Загробная жизнь дона Антонио - стр. 28
– Берегите себя, матушка, и да благословит вас Господь, – сказала подчеркнуто ровно и впервые пожалела, что не родилась мальчиком: мальчика бы в монастырь не отправили! Или что братец Генри утонул, с него б сталось выхватить у графа Арвеля из ножен фамильный клинок и тут же заколоть всех предателей, одного за другим…
Из-за спины матушки мрачной угловатой тенью выскользнул отец Клод, осенил Марину крестом и забормотал что-то латинское и благочестивое, больше всего похожее на «Изыди, бесовская сила». Матушкин духовник, даром что священникам невместно верить досужим сплетням и местным суевериям, больше всех в замке верил в нечистое происхождение Марины. А все потому, что был он книжником и звездочетом, и служанки шептались, что в своих покоях варил зелья, делал притирания для матушки и искал философский камень. Сколько в этих речах было правды, Марина не знала. Но, видимо, и впрямь не бывает дыма без огня. Старая Глинис до сих пор вспоминает: в ночь, когда родились двойняшки, отец Клод выбежал из своей комнаты за часовней и кричал про то, как сошлись с Девой Марс и Юпитер и что под окном госпожи проросла ядовитая наперстянка, и требовал принести холодного железа, дабы избавиться от подменыша.
А потом долго и горько плакал. И, говорят, не хотел благословлять герцогскую дочь.
Никто так и не смог его убедить, что негоже священнику во все это верить. Даже герцог Джеффри. Зато на братика капеллан надышаться не мог, и когда Генри остался в море – смотрел на Марину волком и шипел, что злые фейри позаботились о своем подкидыше, а герцогский род-то прервался!
Ерунду говорил. Если бы фейри заботились о Марине, они б оставили ей братика. Ей иногда казалось, что приходится жить за двоих – и за себя, и за Генри. Вот раньше, пока Генри был с ней, Марина терпеть не могла козье молоко, даже когда братик его пил, отворачивалась. А теперь – каждое утро, и вкусно же, как будто не ей раньше казалось, что козье молоко пахнет лягушкой…
Она склонила голову перед отцом Клодом, буркнула: «Амен» – и постаралась пропустить мимо ушей высокопарные слова, которыми граф Арвель утешал леди Элейн.

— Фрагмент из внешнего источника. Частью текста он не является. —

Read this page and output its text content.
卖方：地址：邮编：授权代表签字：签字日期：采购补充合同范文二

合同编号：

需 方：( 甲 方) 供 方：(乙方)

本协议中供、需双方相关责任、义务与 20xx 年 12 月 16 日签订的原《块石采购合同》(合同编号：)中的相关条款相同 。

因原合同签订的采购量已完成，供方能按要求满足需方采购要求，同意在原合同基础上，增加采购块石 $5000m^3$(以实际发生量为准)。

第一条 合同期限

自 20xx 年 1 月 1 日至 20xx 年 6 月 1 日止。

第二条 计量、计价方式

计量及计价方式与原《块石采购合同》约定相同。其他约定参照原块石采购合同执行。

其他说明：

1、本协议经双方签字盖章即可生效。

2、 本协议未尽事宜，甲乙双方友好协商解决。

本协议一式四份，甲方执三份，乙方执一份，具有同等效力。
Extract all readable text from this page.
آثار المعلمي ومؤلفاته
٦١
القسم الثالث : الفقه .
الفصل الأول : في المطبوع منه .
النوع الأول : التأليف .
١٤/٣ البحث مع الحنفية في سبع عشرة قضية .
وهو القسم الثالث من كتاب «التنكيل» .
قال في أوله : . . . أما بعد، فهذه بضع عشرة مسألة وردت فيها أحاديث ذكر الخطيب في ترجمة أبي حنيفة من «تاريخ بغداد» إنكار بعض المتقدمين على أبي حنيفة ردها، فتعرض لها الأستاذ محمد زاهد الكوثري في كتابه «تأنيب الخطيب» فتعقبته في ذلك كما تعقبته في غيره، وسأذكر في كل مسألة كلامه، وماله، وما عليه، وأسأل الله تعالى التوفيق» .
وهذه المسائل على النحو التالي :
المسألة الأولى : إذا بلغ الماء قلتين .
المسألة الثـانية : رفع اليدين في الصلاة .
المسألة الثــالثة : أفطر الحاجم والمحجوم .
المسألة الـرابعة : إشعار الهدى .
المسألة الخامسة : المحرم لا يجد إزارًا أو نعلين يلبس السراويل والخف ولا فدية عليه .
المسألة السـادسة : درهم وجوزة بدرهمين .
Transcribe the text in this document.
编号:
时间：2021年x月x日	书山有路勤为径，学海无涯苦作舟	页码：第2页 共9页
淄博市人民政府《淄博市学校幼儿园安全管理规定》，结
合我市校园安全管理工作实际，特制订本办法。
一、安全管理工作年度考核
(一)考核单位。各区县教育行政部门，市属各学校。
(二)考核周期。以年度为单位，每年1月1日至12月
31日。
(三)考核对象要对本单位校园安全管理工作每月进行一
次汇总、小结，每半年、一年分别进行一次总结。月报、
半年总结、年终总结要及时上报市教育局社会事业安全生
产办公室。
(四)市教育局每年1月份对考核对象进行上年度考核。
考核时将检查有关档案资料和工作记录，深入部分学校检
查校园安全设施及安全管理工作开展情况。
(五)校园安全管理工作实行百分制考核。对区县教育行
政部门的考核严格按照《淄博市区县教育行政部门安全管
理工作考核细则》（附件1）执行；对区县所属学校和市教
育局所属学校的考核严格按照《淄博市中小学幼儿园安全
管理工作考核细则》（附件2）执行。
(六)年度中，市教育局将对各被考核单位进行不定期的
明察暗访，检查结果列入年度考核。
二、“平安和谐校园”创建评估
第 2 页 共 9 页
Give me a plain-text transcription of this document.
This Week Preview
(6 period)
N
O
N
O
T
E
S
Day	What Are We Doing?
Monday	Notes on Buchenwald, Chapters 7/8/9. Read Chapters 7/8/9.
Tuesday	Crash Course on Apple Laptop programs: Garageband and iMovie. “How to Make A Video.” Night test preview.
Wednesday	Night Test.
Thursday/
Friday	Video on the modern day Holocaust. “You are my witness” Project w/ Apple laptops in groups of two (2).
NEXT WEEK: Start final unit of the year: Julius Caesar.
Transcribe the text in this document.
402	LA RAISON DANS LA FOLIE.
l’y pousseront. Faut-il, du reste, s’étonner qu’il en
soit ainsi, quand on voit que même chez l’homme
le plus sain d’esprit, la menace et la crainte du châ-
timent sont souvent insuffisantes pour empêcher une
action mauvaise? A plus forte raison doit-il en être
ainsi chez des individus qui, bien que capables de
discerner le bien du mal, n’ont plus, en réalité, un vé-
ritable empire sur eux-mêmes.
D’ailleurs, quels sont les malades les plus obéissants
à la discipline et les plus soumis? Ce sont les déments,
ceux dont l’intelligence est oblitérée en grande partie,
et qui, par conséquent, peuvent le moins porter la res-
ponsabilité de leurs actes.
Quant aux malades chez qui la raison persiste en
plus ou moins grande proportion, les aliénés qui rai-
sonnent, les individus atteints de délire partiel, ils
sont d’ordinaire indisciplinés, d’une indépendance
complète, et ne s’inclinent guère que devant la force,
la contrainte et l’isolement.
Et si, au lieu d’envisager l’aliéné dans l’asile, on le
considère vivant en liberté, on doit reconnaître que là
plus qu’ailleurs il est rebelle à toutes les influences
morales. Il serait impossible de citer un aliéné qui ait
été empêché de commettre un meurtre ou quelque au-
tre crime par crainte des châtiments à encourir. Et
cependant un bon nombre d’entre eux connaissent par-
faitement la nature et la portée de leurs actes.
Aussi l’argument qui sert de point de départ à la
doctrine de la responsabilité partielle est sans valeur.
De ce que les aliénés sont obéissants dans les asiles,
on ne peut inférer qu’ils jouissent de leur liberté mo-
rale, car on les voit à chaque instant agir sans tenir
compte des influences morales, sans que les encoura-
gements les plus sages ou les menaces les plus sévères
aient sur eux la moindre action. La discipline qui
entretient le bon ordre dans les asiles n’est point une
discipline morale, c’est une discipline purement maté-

Чтобы не стошнило.
Так же в точности она пропустила мимо ушей и нечто невнятно-поучительное, сказанное ей матушкой. Все равно истинная леди не обнимет дочь на прощание и тем более не велит своим дворянам ослушаться сэра Валентина и отвезти Марину… да хоть куда, лишь бы не в монастырь!
Разумеется, не обняла и не велела, лишь прошептала еще одно благословение и бессильно упала на руки сэру Гвинну. Матушке в самом деле было дурно, иначе бы она не позволила себе такой слабости прилюдно. Но Марину матушкины страдания не утешали. Как, впрочем, не утешила и попытка сэра Уриена завести с ней беседу в дороге и высокопарно объяснить, что все, что делается ими, благородными сэрами, суть с благословения герцога Джеффри и во благо Торвайна.
– Не стоит, сэр Уриен, – оборвала его Марина, уже не в силах быть вежливой. – Я прекрасно все понимаю. Оставьте меня.
Сэр говорил что-то еще, очень горячо и убедительно, но Марина уже опустила шторку в карете, откинулась на спинку сиденья и позволила себе наконец закрыть глаза. Ненадолго. Ровно до тех пор, пока карета не остановилась и в дверцу не постучали эфесом меча.